Mi sono chiesto spesso: perché questo accanimento contro le conquiste di redditi, di diritti, di piena occupazione, di welfare, e di presenza, di protagonismo, delle classi lavoratrici durante i famosi “trenta gloriosi”, 1945-1975? Perché questo vero e proprio odio contro i soggetti di quelle conquiste, sfociato poi nell’ignobile – ignobile! – principio “meno ai padri e più ai figli”? Si ragiona oggi di debito e colpa, ebbene debito e colpa vanno messi sulle spalle dei lavoratori per il fatto che avevano vinto le loro battaglie, colpa loro e dei sindacati che li avevano organizzati, dei partiti che li avevano rappresentati dei governi che li avevano subiti. Racconto, facendo forza sulle mie abitudini, un episodio personale. Ero in Senato quando c’erano, per mia fortuna insieme, Miglio e Bobbio. Sedevamo in disparte, a conversare, e Miglio dice: sapete qual è una categoria fondamentale della politica? la vendetta. Bobbio disse subito apertamente di no, io, in cuor mio, mi dissi, ma forse sì. Di questi tempi, ne ho trovato conferma. La spiegazione del protervo atteggiamento padronale degli ultimi trenta anni ingloriosi non sarà tutta qui, ma una parte c’è. E’ dagli anni Ottanta, e l’89 e il ‘91 hanno dato una buona mano, che questo spirito di rivalsa anti-lavoro si è imposto, non ha fatto grande storia, piuttosto cronaca quotidiana, ma ha occupato il territorio-mondo e non ha ancora contro di sé chi lo contrasti al suo livello. La reazione antinovecentesca ha poi vestito i panni della grande innovazione, messa in farsa di quell’atto tragico che nel secolo scorso era stato “la grande trasformazione”. Gli sono andati dietro intellettuali liquidi e politici leggeri, ancora oggi vediamo corrergli accanto, a destra e a sinistra, tutti quelli che quando sentono la parola lavoro mettono mano alla pistola con il web in canna.

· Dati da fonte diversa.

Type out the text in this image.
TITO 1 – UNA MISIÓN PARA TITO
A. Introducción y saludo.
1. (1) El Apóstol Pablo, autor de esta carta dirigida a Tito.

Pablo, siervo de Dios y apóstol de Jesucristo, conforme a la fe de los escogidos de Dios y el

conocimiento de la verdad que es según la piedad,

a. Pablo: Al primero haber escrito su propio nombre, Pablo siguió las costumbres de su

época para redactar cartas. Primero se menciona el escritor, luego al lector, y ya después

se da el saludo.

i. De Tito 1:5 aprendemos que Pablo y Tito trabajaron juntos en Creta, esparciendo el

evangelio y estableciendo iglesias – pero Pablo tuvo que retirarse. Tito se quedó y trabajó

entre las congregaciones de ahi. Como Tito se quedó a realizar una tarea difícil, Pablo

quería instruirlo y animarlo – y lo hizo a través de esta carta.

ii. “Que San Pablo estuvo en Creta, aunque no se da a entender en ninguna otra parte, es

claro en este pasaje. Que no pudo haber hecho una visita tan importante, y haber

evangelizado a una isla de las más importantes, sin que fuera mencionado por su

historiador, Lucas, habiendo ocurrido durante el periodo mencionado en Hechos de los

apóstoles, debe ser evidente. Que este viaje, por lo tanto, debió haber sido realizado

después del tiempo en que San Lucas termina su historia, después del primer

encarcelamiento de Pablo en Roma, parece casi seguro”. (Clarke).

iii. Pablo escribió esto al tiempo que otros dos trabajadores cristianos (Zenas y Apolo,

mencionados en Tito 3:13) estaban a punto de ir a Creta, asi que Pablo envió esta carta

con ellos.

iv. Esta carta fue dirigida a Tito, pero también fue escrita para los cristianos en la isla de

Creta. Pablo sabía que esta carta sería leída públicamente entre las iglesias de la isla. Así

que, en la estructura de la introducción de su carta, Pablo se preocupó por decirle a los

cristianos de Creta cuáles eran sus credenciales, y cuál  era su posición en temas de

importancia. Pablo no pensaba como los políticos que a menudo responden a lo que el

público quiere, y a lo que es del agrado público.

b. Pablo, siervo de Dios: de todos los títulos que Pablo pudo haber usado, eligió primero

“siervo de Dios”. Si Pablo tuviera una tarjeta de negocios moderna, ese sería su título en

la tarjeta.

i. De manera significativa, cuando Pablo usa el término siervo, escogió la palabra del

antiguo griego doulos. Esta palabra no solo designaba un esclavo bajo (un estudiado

Mai ci sono stati nel mondo tanti lavoratori, e così tanti operai, e mai così soli, abbandonati e disperati. Dalla crisi, le lotte?. C’è da dubitarne. La crisi di chi comanda mette in difficoltà prima di tutto chi lavora. Divide, non unifica, mette gli uni contro gli altri, quelli che di più la crisi la soffrono. La crisi, come la guerra, è sempre un meccanismo interno di aggiustamento di sistema. Il capitalismo ne ha un bisogno periodico, e sa già in anticipo chi la dovrà pagare. A meno che non ci sia qualcuno, non un singolo, ma un soggetto, una potenza, che offra i modi per approfittarne. Come in quell’assemblea, nella profonda Russia, quasi alla fine della grande guerra, un paese distrutto, fame e miseria ovunque, dal palco si domandò: ma c’è qualcuno che se la sente di prendere in mano una situazione come questa, e dal fondo della sala un piccolo uomo si alzò, a dire: sì, c’è! Ma si chiamava Lenin. In effetti, quella situazione era un po’ più grave della nostra, magari le forme dell’azione non potrebbero essere esattamente quelle, ma c’è una cosa che si chiama volontà politica, e non è come la grazia del carisma quel di più, che se non ce l’hai, nessuno te lo può dare. Il punto di vista del lavoro quella volontà te la sa dare. Se lo leggi con la politica, se con la politica lo pensi, lo pratichi e lo organizzi. Un’operazione al momento improbabile, non impossibile.